MENTION the name Steve Perryman and the magic of the cup and veteran Spurs fans will be transported back to the early 1980s. The legendary Tottenham captain lifted the FA Cup at Wembley in 1981 and 1982...

By Ben Pearce

MENTION the name Steve Perryman and the 'magic of the cup' and veteran Spurs fans will be transported back to the early 1980s.

The legendary Tottenham captain lifted the FA Cup at Wembley in 1981 and 1982, and then raised the Uefa Cup aloft in 1984 after Tony Parks' heroics in the penalty shoot-out victory over Anderlecht.

And yet, ask the 58-year-old about Tottenham's shock defeat against cash-strapped, relegated Portsmouth on Sunday, and you discover that Perryman - like the current Tottenham crop - has been on the wrong side of a cup fairytale.

"It was a shame, a real shame but that's football," he told the Journal. "You get Ross County beating Celtic and, in various cup competitions, there are always strange results.

"That was a strange result but the other teams do train, they do practice. They go out and give it their best shot and sometimes it goes for you, and it really was Portsmouth's day for all sorts of reasons.

"I was manager of a really good club in Japan, Shimizu S-Pulse, and this other good club, Yokohama Flugels, their sponsors pulled the plug.

"They got through to the equivalent of the FA Cup Final, the Emperor's Cup, against my team, and the whole of Japan was wishing them to win - and they did. That was their last game. I know Tottenham and Portsmouth was a semi-final, but it was a similar sort of thing."

Harry Redknapp's side may have blown their chance of following in the footsteps of Perryman, Graham Roberts, Garth Crooks, Glenn Hoddle and the Spurs legends who won the FA Cup in successive years.

However Perryman, who made a club record 854 appearances for Spurs between 1969 and 1986, points out that Spurs' current stars can still achieve something that he never did - qualify for Europe's elite competition.

"They're closer than they have been for a long time," said Perryman. "It's okay winning cups, and Tottenham has always been a cup-winning team, but I think the true test of a club and a manager is your league position.

"Harry obviously salvaged that position last year when he took over, and he's gone on to improve and take them up close enough to be contending, which is great.

"Of course I've got a special interest in Tottenham, being my club for all those years. I sincerely hope they do it. It's looking a very difficult task with the difficulty of the games that are coming up, but it would be great for Tottenham to be back in the Champions League.

"Of course they've been in the European Cup before [in 1961] but unfortunately it's been in the other European competitions, the Uefa Cup and the Cup Winners' Cup, that they've had their success.

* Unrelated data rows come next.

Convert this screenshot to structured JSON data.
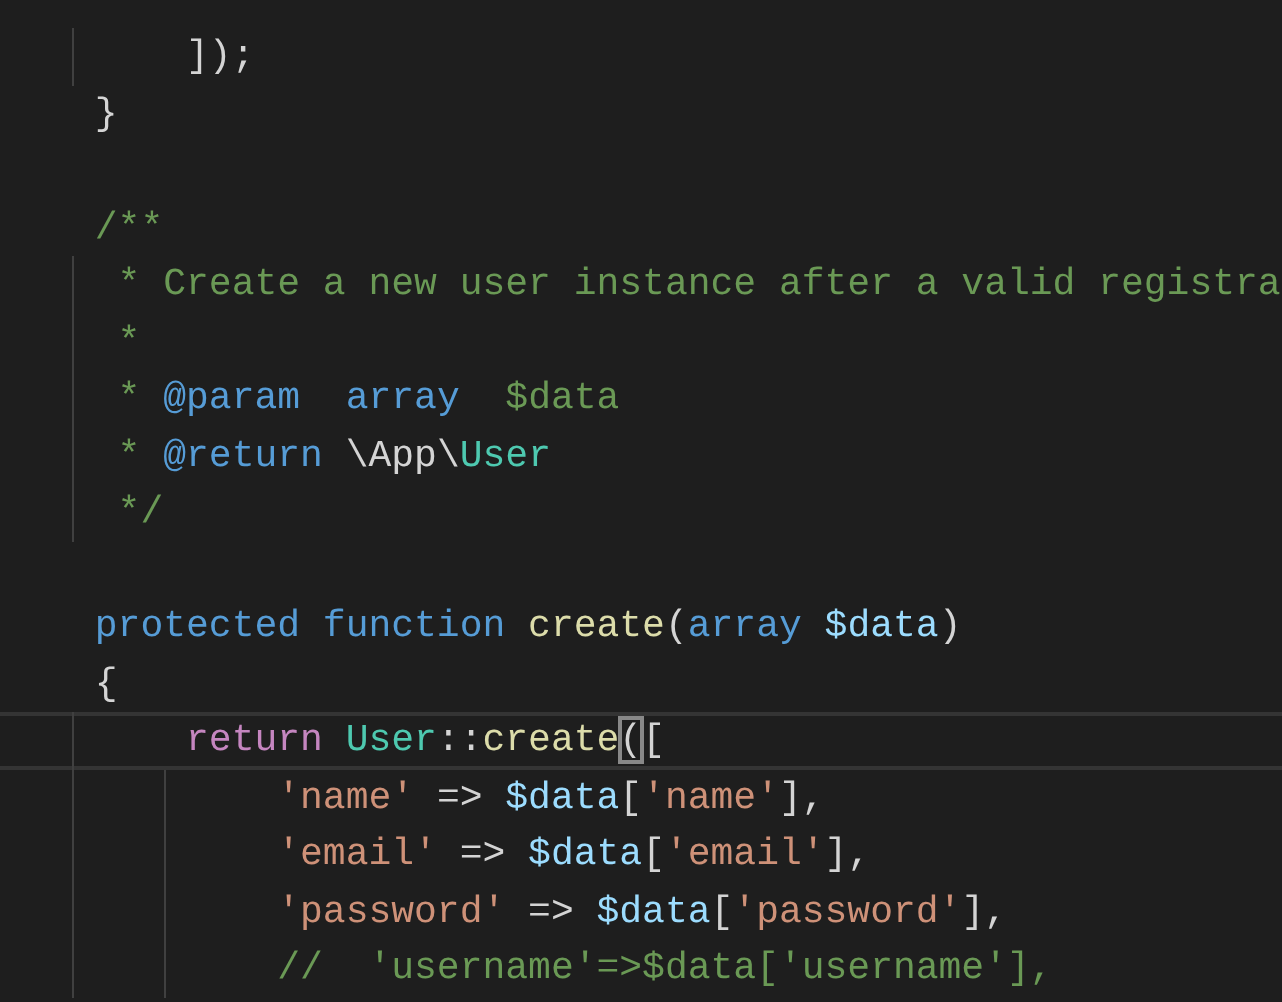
{
  "editor": {
    "lines": [
      {
        "current": false,
        "tokens": [
          {
            "kind": "plain",
            "text": "    ]);"
          }
        ]
      },
      {
        "current": false,
        "tokens": [
          {
            "kind": "plain",
            "text": "}"
          }
        ]
      },
      {
        "kind": "blank"
      },
      {
        "current": false,
        "tokens": [
          {
            "kind": "comment",
            "text": "/**"
          }
        ]
      },
      {
        "current": false,
        "tokens": [
          {
            "kind": "comment",
            "text": " * Create a new user instance after a valid registra"
          }
        ]
      },
      {
        "current": false,
        "tokens": [
          {
            "kind": "comment",
            "text": " *"
          }
        ]
      },
      {
        "current": false,
        "tokens": [
          {
            "kind": "comment",
            "text": " * "
          },
          {
            "kind": "keyword",
            "text": "@param  array"
          },
          {
            "kind": "comment",
            "text": "  $data"
          }
        ]
      },
      {
        "current": false,
        "tokens": [
          {
            "kind": "comment",
            "text": " * "
          },
          {
            "kind": "keyword",
            "text": "@return"
          },
          {
            "kind": "plain",
            "text": " \\App\\"
          },
          {
            "kind": "class",
            "text": "User"
          }
        ]
      },
      {
        "current": false,
        "tokens": [
          {
            "kind": "comment",
            "text": " */"
          }
        ]
      },
      {
        "kind": "blank"
      },
      {
        "current": false,
        "tokens": [
          {
            "kind": "keyword",
            "text": "protected function "
          },
          {
            "kind": "function",
            "text": "create"
          },
          {
            "kind": "plain",
            "text": "("
          },
          {
            "kind": "keyword",
            "text": "array "
          },
          {
            "kind": "variable",
            "text": "$data"
          },
          {
            "kind": "plain",
            "text": ")"
          }
        ]
      },
      {
        "current": false,
        "tokens": [
          {
            "kind": "plain",
            "text": "{"
          }
        ]
      },
      {
        "current": true,
        "tokens": [
          {
            "kind": "control",
            "text": "    return "
          },
          {
            "kind": "class",
            "text": "User"
          },
          {
            "kind": "plain",
            "text": "::"
          },
          {
            "kind": "function",
            "text": "create"
          },
          {
            "kind": "bracket-match",
            "text": "("
          },
          {
            "kind": "plain",
            "text": "["
          }
        ]
      },
      {
        "current": false,
        "tokens": [
          {
            "kind": "string",
            "text": "        'name'"
          },
          {
            "kind": "plain",
            "text": " => "
          },
          {
            "kind": "variable",
            "text": "$data"
          },
          {
            "kind": "plain",
            "text": "["
          },
          {
            "kind": "string",
            "text": "'name'"
          },
          {
            "kind": "plain",
            "text": "],"
          }
        ]
      },
      {
        "current": false,
        "tokens": [
          {
            "kind": "string",
            "text": "        'email'"
          },
          {
            "kind": "plain",
            "text": " => "
          },
          {
            "kind": "variable",
            "text": "$data"
          },
          {
            "kind": "plain",
            "text": "["
          },
          {
            "kind": "string",
            "text": "'email'"
          },
          {
            "kind": "plain",
            "text": "],"
          }
        ]
      },
      {
        "current": false,
        "tokens": [
          {
            "kind": "string",
            "text": "        'password'"
          },
          {
            "kind": "plain",
            "text": " => "
          },
          {
            "kind": "variable",
            "text": "$data"
          },
          {
            "kind": "plain",
            "text": "["
          },
          {
            "kind": "string",
            "text": "'password'"
          },
          {
            "kind": "plain",
            "text": "],"
          }
        ]
      },
      {
        "current": false,
        "tokens": [
          {
            "kind": "comment",
            "text": "        //  'username'=>$data['username'],"
          }
        ]
      }
    ]
  }
}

"To go into this new competition, it would be really good for the supporters to see these class acts. You see that Arsenal v Barcelona game the other day - that's the stage you want to be on for sure.

"And even if you don't achieve the goals that you're trying for it's about the progress you're making, and they certainly have made progress.

"If they make similar strides next year to the ones they've made year then they'll be in the top two, let alone the top four! It's a work in progress."

Tottenham's nightmare run-in now sees the league leaders, Chelsea, preparing to visit White Hart Lane.

The idea that the Stamford Bridge outfit would travel to N17 as favourites would have been preposterous in Perryman's day and, on April 19 1975, he and Alfie Conn scored the goals that effectively relegated the Blues to the old Second Division.

"There was a period when Chelsea really were a good team, with Peter Osgood, Charlie Cooke, Alan Hudson and people like that," said Perryman.

"I think I actually scored a goal that helped them get relegated in the 70s, which I can't take so much delight from, because a couple of years later we got relegated ourselves!